Published in 1982 under the pseudonym, Richard Bachman, the author was strangely prescient, as the novel takes place in the year 2025 in the good old United States of America, only it is not so good anymore. With an economy that sharply divides the haves and the have nots, reality television is the only thing that brings these two disparate halves of the economy together.
Twenty something Ben Richards is living with his wife and baby girl in a ramshackle housing development in dire poverty. He is at the end of his rope. His wife is turning tricks to keep them barely alive, and their baby girl is dying from the flu for lack of proper medical care and medication. Theirs is truly miserable existence.

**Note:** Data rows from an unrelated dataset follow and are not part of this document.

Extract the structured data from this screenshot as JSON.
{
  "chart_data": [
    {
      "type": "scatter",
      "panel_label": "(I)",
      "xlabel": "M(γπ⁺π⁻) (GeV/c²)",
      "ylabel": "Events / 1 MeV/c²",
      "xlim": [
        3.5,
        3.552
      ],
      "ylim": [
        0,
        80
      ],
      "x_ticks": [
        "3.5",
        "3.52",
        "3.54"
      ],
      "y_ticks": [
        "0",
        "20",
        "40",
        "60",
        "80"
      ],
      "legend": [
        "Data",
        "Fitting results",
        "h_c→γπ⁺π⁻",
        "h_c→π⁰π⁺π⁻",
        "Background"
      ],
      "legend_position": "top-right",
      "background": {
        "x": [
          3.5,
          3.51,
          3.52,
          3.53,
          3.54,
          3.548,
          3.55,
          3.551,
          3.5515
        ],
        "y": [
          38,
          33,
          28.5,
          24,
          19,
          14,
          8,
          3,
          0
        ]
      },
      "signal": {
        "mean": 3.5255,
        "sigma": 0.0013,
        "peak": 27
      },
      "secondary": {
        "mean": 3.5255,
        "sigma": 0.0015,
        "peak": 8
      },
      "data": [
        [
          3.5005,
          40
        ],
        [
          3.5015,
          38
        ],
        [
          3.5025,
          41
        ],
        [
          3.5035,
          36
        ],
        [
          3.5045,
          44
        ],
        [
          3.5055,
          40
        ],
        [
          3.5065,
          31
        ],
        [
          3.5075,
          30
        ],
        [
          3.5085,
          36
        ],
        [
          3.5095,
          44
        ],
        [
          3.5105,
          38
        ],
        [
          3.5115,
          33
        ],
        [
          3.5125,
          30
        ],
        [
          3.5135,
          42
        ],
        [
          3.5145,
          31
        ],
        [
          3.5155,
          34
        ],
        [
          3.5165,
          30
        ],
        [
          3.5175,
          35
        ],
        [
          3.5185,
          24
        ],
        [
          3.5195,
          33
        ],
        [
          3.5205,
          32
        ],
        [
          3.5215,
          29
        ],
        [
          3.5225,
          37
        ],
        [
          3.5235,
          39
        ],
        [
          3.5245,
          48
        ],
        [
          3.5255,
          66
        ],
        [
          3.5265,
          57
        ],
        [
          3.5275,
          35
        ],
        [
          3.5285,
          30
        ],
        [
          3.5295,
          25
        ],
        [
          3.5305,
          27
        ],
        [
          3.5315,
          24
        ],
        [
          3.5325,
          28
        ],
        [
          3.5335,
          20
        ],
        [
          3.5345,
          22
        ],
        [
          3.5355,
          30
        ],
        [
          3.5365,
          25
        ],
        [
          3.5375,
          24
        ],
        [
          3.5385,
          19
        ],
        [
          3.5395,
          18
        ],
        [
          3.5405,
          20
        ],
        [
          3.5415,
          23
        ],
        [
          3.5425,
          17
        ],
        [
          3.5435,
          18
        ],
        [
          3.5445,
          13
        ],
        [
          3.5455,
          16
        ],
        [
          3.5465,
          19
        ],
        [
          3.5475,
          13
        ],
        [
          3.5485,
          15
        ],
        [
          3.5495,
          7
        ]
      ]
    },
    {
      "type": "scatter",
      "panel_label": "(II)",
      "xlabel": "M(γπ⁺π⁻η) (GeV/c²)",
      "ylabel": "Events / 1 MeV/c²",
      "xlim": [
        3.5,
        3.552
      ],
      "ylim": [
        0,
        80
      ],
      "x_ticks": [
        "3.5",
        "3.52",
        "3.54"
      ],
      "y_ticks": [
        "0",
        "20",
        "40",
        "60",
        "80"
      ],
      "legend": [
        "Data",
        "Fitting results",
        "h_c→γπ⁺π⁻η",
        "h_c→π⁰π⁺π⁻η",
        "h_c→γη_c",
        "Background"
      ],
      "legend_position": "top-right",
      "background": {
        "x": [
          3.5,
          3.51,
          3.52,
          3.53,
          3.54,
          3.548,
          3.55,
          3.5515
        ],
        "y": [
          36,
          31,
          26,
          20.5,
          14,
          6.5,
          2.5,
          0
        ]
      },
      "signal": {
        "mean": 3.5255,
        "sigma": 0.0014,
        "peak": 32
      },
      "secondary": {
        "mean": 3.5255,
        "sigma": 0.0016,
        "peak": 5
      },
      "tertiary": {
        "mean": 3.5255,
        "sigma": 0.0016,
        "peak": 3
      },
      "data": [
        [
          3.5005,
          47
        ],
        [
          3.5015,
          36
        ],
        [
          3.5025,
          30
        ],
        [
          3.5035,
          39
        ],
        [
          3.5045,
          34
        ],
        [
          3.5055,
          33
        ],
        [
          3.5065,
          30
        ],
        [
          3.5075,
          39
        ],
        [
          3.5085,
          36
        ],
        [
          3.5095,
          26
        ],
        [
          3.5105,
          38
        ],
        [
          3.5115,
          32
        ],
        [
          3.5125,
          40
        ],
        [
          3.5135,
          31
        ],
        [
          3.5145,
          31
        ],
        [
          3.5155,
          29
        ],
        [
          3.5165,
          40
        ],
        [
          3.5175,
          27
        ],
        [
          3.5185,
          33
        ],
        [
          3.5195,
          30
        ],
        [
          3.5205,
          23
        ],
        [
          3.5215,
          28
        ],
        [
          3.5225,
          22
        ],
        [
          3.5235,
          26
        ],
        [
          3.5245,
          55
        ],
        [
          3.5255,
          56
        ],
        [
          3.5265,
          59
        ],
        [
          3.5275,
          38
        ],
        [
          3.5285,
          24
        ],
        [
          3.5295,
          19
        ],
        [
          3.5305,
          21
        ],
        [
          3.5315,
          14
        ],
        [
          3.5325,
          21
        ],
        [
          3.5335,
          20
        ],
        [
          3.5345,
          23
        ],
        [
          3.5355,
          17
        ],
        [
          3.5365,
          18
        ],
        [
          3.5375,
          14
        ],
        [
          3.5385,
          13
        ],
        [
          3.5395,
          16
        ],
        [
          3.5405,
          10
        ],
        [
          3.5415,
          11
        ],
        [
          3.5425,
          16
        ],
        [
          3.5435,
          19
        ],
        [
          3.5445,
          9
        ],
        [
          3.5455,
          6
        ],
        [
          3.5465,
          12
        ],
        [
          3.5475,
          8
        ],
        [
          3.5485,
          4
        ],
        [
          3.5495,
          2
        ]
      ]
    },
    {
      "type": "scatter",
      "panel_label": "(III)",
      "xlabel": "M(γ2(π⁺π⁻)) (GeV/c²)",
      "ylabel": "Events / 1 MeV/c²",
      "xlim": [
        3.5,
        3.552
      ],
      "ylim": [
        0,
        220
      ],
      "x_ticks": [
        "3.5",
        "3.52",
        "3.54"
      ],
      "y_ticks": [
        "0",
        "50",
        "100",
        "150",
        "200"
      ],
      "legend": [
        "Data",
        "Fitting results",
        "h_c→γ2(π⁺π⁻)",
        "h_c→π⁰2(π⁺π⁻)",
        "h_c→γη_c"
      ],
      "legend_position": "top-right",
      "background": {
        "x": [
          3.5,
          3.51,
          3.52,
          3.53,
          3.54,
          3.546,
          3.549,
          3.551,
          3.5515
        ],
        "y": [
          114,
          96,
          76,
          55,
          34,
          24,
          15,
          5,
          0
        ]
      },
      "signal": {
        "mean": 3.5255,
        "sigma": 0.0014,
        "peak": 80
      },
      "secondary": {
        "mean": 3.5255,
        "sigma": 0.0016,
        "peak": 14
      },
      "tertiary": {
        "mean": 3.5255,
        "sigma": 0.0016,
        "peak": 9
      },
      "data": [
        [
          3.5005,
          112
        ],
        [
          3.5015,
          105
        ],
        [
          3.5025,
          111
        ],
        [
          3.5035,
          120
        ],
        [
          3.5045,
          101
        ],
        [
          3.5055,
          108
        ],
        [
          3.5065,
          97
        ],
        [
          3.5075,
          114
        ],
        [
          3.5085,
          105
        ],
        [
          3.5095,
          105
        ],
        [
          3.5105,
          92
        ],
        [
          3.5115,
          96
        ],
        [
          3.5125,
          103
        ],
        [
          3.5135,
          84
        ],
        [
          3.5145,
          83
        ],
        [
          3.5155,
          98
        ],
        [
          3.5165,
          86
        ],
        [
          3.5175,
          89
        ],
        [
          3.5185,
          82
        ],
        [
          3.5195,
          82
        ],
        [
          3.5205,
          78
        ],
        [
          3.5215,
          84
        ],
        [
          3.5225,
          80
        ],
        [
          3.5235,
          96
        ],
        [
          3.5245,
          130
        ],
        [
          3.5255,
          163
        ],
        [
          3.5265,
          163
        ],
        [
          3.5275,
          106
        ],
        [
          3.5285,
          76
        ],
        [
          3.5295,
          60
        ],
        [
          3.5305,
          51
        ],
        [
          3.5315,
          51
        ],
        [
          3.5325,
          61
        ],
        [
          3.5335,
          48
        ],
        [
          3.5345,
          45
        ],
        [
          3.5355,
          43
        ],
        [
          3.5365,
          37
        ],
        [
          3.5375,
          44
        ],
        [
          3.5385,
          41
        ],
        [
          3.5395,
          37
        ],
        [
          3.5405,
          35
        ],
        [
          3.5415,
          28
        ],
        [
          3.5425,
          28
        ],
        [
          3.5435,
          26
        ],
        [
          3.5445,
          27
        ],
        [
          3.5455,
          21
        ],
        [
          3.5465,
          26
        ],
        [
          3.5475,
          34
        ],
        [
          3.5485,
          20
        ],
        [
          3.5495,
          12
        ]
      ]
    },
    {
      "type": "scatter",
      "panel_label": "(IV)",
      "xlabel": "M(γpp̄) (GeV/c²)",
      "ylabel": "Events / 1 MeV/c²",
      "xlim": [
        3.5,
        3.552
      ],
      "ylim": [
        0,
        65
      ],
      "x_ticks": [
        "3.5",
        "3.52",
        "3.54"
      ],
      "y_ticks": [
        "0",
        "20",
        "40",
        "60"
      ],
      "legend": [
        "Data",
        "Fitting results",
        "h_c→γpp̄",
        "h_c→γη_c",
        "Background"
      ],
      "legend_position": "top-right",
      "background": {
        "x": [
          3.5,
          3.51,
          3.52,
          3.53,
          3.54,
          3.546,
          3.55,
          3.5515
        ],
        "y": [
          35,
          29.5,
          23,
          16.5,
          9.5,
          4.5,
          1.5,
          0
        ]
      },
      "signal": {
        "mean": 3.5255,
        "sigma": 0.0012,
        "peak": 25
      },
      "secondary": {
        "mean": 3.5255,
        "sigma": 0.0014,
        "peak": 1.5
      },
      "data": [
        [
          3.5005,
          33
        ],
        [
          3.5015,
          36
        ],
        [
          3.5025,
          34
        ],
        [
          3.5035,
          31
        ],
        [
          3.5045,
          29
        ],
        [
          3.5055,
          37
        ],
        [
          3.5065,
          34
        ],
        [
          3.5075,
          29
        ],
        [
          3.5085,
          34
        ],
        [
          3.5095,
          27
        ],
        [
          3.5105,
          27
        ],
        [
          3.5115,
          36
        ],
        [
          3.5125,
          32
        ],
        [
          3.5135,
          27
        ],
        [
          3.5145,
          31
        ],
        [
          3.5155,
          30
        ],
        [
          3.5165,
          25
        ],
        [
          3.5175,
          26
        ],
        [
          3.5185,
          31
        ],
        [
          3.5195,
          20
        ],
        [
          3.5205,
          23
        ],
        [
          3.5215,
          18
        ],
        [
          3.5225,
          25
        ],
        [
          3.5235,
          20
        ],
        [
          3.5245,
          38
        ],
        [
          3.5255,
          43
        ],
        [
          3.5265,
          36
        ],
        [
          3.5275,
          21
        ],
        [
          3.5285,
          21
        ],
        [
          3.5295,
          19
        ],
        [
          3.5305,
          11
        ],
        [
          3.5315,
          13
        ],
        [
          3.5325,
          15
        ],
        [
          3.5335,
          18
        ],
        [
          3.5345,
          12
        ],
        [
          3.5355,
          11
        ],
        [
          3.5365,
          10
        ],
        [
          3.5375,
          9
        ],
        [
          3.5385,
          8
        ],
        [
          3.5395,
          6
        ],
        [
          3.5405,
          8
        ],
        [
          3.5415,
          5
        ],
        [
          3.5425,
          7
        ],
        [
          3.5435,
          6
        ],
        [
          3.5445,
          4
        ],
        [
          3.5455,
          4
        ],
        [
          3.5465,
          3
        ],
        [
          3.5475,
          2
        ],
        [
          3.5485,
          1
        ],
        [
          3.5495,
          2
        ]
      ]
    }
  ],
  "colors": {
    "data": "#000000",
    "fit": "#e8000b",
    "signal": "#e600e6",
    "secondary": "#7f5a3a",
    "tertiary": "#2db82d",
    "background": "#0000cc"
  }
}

The only entertainment for those such as them is Free-Vee, which delivers non-stop reality television shows in which desperate wretches try to win big monetary payoffs. Desperate for money to be able to help his little girl, Ben auditions for a reality television show and is selected for the ultimate life or death reality show, where the truly desperate are hunted down by a group called the "Hunters", whose only mission is to kill their quarry. The payoff is big, should one succeed in evading death, but no one ever has.

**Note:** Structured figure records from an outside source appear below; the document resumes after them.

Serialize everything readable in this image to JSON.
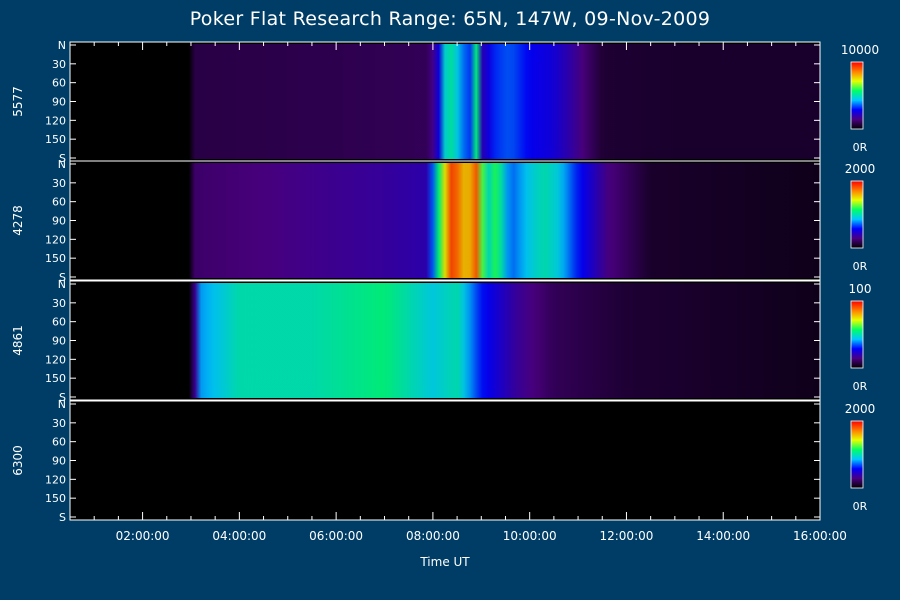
{
  "chart_data": {
    "type": "heatmap",
    "title": "Poker Flat Research Range: 65N, 147W, 09-Nov-2009",
    "xlabel": "Time UT",
    "x_ticks": [
      "02:00:00",
      "04:00:00",
      "06:00:00",
      "08:00:00",
      "10:00:00",
      "12:00:00",
      "14:00:00",
      "16:00:00"
    ],
    "x_range_hours": [
      0.5,
      16.0
    ],
    "y_ticks": [
      "N",
      "30",
      "60",
      "90",
      "120",
      "150",
      "S"
    ],
    "y_range_deg": [
      0,
      180
    ],
    "colorbar_min_label": "0R",
    "panels": [
      {
        "name": "5577",
        "colorbar_max": 10000,
        "colorbar_max_label": "10000",
        "profile": [
          [
            0.5,
            0
          ],
          [
            3.0,
            0
          ],
          [
            3.05,
            0.08
          ],
          [
            6.0,
            0.09
          ],
          [
            7.9,
            0.1
          ],
          [
            8.1,
            0.22
          ],
          [
            8.3,
            0.55
          ],
          [
            8.5,
            0.45
          ],
          [
            8.75,
            0.3
          ],
          [
            8.9,
            0.55
          ],
          [
            9.0,
            0.2
          ],
          [
            9.3,
            0.32
          ],
          [
            9.6,
            0.35
          ],
          [
            10.0,
            0.28
          ],
          [
            10.5,
            0.25
          ],
          [
            10.9,
            0.18
          ],
          [
            11.5,
            0.06
          ],
          [
            13.0,
            0.05
          ],
          [
            16.0,
            0.05
          ]
        ]
      },
      {
        "name": "4278",
        "colorbar_max": 2000,
        "colorbar_max_label": "2000",
        "profile": [
          [
            0.5,
            0
          ],
          [
            3.0,
            0
          ],
          [
            3.05,
            0.12
          ],
          [
            5.5,
            0.16
          ],
          [
            7.0,
            0.18
          ],
          [
            7.9,
            0.2
          ],
          [
            8.15,
            0.6
          ],
          [
            8.4,
            0.95
          ],
          [
            8.7,
            0.75
          ],
          [
            8.9,
            0.9
          ],
          [
            9.1,
            0.45
          ],
          [
            9.3,
            0.6
          ],
          [
            9.6,
            0.35
          ],
          [
            10.0,
            0.45
          ],
          [
            10.3,
            0.5
          ],
          [
            10.6,
            0.45
          ],
          [
            11.0,
            0.3
          ],
          [
            11.6,
            0.15
          ],
          [
            12.5,
            0.05
          ],
          [
            16.0,
            0.03
          ]
        ]
      },
      {
        "name": "4861",
        "colorbar_max": 100,
        "colorbar_max_label": "100",
        "profile": [
          [
            0.5,
            0
          ],
          [
            3.0,
            0
          ],
          [
            3.2,
            0.4
          ],
          [
            4.0,
            0.5
          ],
          [
            5.5,
            0.5
          ],
          [
            7.0,
            0.55
          ],
          [
            8.0,
            0.45
          ],
          [
            8.5,
            0.5
          ],
          [
            9.0,
            0.3
          ],
          [
            9.7,
            0.18
          ],
          [
            10.5,
            0.1
          ],
          [
            12.0,
            0.06
          ],
          [
            16.0,
            0.03
          ]
        ]
      },
      {
        "name": "6300",
        "colorbar_max": 2000,
        "colorbar_max_label": "2000",
        "profile": [
          [
            0.5,
            0
          ],
          [
            16.0,
            0
          ]
        ]
      }
    ],
    "colormap": [
      "#000000",
      "#4b0082",
      "#0000ff",
      "#00c8ff",
      "#00ff66",
      "#e6ff00",
      "#ff8000",
      "#ff0000"
    ],
    "grid": false,
    "legend": "colorbars right of each panel"
  }
}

Such is the desperation of Ben Richards that he would even consider signing on for such a show. Unfortunately for him, he soon realizes that there is a reason no one has ever succeeded in evading the "Hunters" and decides that it is time that someone changes the status quo. That someone will be him, as he turns the show on its head.
The book is definitely bleak in its outlook and pretty depressing. There is virtually no character development of anyone other than the protagonist, and even there that is somewhat limited. This book was supposedly written in three days by the author, and it shows in the quality of the writing.
Still, the story line was intriguing, and certainly the author was onto something, as who knew in 1982 that reality shows would have such a hold on the public, as they do today? It is simply too bad that the story, as written, has little emotional grip on the reader, rendering it somewhat less than satisfying. Nonetheless, fans of the author will find some enjoyment in this somewhat mediocre book. A word to the wise, do not read the author's intro "The Importance of Being Bachman" until after you have read the book, if you want to avoid knowing how "The Running Man" ends before you read the book.
on 23 March 2014
'The Running Man' is a fast-paced, uncompromising indictment of contemporary society. Things have continued to get worse since it was first written, and its ending is poignant both for its readiness to face up to the implications of living in a facile, plutocratic world, and its prophetic take on what might just happen when people are driven to do terrible, unforgivable things. With unintended irony, the people who made the film based on this novel, gutting it of all the original's social sharpness, help to demonstrate the corporate crassness King brilliantly shows up in this moving tale.
on 9 June 2015
Stephen King 's always a good bet if you're into fiction - this book is a grade fores the gritty realities that separate lower and upper class society in an unforgiving world. As one would expect of Stephen King 's works, "The Running Man" is well written and miraculously clever. A bit dark, but that's why some people like Stephen King.